Yeni Şafak yazarı Ergün Yıldırım, kadına yönelik şiddetin önlenmesi ve toplumsal cinsiyet eşitliğinin sağlanması amacıyla kabul edilen İstanbul Sözleşmesi'nden çekilme tartışmalarını bugünkü köşesine taşıdı. Yıldırım, "Türkiye'nin İstanbul Sözleşmesi'nde çekilmesini isteyen hiç kimse kadınlara şiddete savunmuyor" düşüncesini dile getirdi.
Yıldırım, "İstanbul Sözleşmesi’ni savunanlar, birçok asılsız tezlere dayanıyorlar. Bunun başında sözleşmeden çekilme durumunda, kadına şiddetin artacağı ve kadına şiddetin savunulacağı yönünde. Oysa bu sözleşmeden çekilmesini isteyen hiç kimse kadınlara şiddeti savunmuyor. Bu kadar eleştiri okudum. Hiçbirisinde 'kadına şiddet uygulayalım ve bu sözleşme önümüzde engel' diyen tek bir ifadeye rastlamadım. Bu iddia tamamıyla sözleşmenin karşı çıkılan 'toplumsal cinsiyet eşitliği' ve eşcinselliği içeriğini görmezden geliyor." görüşünü savundu.

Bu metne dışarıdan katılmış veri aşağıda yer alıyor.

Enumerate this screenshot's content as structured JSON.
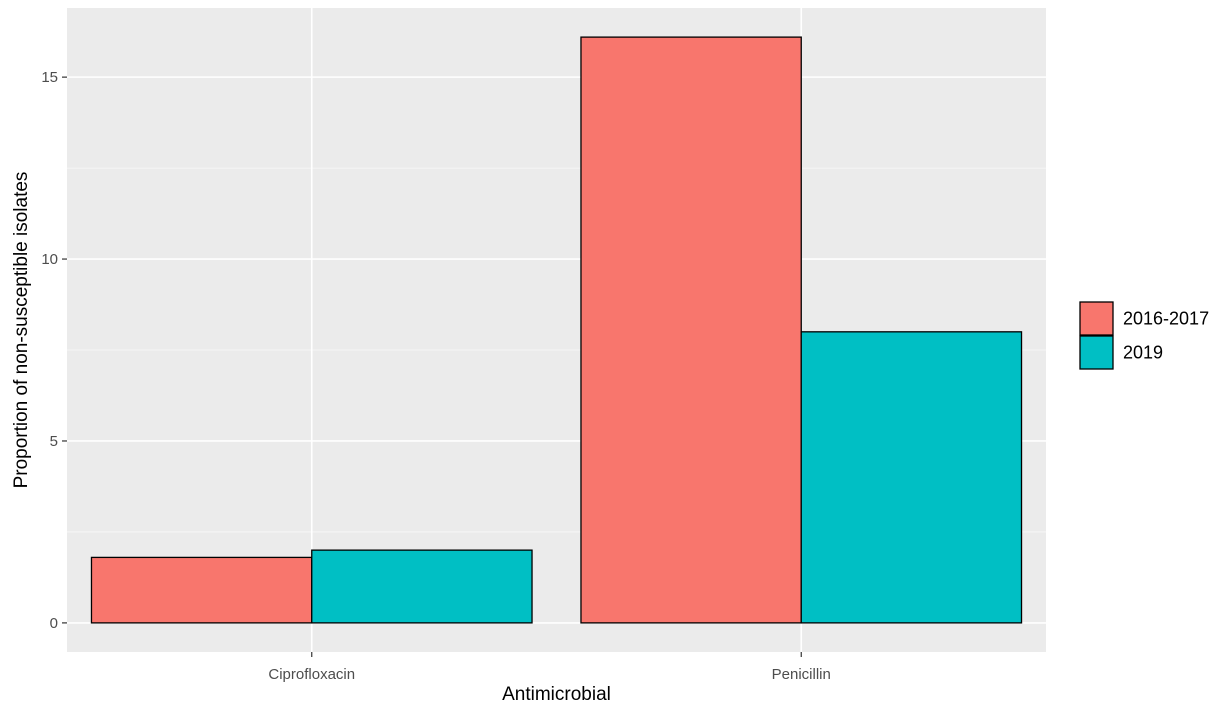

Yıldırım, "Sözleşme kadın şiddeti ve doğal kadın hakları görüşünün arkasına saklanıyor. Elbette sözleşmenin hâkim anlayışı kadına şiddeti önleme üzerine kurulmuş. Ancak ciddi anlamda bizim aile ve kadın değerlerimize ters olan bir felsefe, dil ve dünya görüşünü de beraberinde taşıyor. Ülkemizde bir kadın şiddeti meselesi var. Bunun engellenmesi için her zaman yasalar destek vermeli. Buna kimsenin itirazı olamaz. Daha dün yaşadığımız bir vahşet ortada. Pınar Gültekin olayından bahsediyorum. Korkunç bir barbarlık! Bunu engelleyecek bilinç, kanun ve süreçler oluşturmalı. Yasa uygulayıcıların da suçluların “hafifletici sebepler” arkasına sığınma gibi istismarlarına son vermeleri gerekir." değerlendirmesinde bulundu.
Yıldırım, "Argetus Şirketi, İstanbul Sözleşmesi üzerine bir araştırma yaptı. Bu araştırmadan hareket ederek toplumun sözleşmeyle ilgili algısı ölçülmeye çalışıldı. Araştırmaya göre sözleşmenin yeterince bilinmediğini söyleyenlerin oranı %84.2, aileyi tehdit ettiğini düşüneler %13.5, boşanmaya teşvik ettiğini söyleyenlerin oranı ise %14.3. Bilinmeyen bir konuda halk nasıl yargı ortaya koyacak? Dolayısıyla bu araştırmada halkın sözleşme algısı saptanamıyor. Eğer sözleşme ile ilgili içerik bilgilendirmesiyle sorular sorulsaydı bambaşka cevaplar alırdık. Mesela “Sözleşmeye göre artık kadınlara kız denmeyecek diyor, buna katılıyor musunuz?”, “Partner yaşamı savunuluyor katılıyor musunuz?”, “ Kadın ve erkek dışında üçüncü bir cinsel tercihten bahsediliyor buna nasıl bakıyorsunuz?” Şimdi halk bilmiyor diyerek kalkıp halka İstanbul Sözleşmesi mi anlatılacak? Çok yanlış ve başka tartışmalara kapı aralayacak arayışlar bunlar." ifadesini kullandı.